Multidamage Detection of Breathing Cracks in Plate-Like Bridges: Experimental and Numerical Study

Abstract

Bridges may develop breathing cracks under excessive overloading vehicles, while conventional beam models are ineffective in analyzing the effect of spatial distribution of these cracks. This study proposes a data-driven detection model with the consideration of spatial distribution of breathing cracks that can detect the multiple damage locations and degrees of breathing cracks in plate-like bridges. Firstly, a 2D vehicle–bridge interaction model containing breathing cracks is established, and the damage indicator, contact point displacement variation (CPDV), is calculated using vehicle acceleration data.
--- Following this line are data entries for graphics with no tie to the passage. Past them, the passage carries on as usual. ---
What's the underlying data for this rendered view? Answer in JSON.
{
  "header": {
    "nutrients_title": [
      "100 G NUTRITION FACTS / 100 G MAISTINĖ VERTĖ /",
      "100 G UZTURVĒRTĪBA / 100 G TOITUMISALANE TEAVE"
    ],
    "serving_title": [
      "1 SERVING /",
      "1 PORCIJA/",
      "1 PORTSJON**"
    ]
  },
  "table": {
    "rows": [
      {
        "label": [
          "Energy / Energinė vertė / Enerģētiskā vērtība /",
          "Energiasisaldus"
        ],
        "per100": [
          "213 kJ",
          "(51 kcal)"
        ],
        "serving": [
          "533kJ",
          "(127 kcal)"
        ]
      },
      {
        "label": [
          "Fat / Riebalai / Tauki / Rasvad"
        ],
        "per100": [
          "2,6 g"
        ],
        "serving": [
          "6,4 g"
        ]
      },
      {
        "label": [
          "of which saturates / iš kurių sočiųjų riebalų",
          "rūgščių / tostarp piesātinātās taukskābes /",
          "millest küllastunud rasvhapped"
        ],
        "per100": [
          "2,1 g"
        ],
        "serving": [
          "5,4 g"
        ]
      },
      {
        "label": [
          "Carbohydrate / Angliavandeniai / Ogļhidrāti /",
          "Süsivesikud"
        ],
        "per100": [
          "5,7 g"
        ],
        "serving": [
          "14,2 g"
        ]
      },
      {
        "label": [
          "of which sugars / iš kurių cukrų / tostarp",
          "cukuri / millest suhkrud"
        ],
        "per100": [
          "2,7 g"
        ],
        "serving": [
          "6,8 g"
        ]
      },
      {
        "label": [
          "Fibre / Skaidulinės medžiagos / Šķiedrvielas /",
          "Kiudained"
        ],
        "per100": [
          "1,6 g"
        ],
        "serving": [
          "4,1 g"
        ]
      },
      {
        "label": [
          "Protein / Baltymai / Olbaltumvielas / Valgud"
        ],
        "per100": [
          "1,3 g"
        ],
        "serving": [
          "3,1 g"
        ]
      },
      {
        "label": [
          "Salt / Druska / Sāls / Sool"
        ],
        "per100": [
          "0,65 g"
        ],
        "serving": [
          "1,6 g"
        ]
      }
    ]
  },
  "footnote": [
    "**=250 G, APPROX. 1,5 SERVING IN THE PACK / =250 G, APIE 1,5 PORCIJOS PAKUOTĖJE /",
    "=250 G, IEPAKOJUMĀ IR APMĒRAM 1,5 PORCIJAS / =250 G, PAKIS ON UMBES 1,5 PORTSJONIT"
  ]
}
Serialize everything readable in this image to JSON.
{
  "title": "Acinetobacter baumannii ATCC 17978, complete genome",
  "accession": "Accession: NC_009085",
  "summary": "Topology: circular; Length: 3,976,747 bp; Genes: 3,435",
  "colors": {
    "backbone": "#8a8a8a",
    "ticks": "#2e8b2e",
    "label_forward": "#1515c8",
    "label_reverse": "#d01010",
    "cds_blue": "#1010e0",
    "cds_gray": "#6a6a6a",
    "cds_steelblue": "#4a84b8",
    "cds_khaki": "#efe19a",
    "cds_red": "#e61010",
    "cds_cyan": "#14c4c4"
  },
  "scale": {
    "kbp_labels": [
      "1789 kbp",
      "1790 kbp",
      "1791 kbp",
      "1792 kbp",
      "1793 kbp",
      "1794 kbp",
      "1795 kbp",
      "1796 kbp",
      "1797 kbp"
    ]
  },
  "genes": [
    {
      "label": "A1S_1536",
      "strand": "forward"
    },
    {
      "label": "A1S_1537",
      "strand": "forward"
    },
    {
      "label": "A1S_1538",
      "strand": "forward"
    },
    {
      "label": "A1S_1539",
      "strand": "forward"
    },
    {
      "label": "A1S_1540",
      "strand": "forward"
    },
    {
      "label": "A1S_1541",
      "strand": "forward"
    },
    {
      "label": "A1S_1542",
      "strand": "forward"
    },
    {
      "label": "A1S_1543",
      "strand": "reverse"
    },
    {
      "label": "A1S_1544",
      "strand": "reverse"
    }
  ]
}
Next, a dataset with CPDV as the input feature is generated using the finite element method to train the CatBoost-based damage prediction model, which considers the random distribution of single and multiple cracks, as well as the influence of different vehicle speeds. Finally, by calculating the CPDV related to the actual bridge and feeding it into the trained model, the location and degree of the damage can be predicted. The numerical simulation results demonstrate that this approach can accurately detect complex crack information under various vehicle speeds and exhibits robustness against road roughness. A laboratory experiment further confirms the effectiveness, applicability, and feasibility of this method to multiple damage locations and degree of breathing cracks.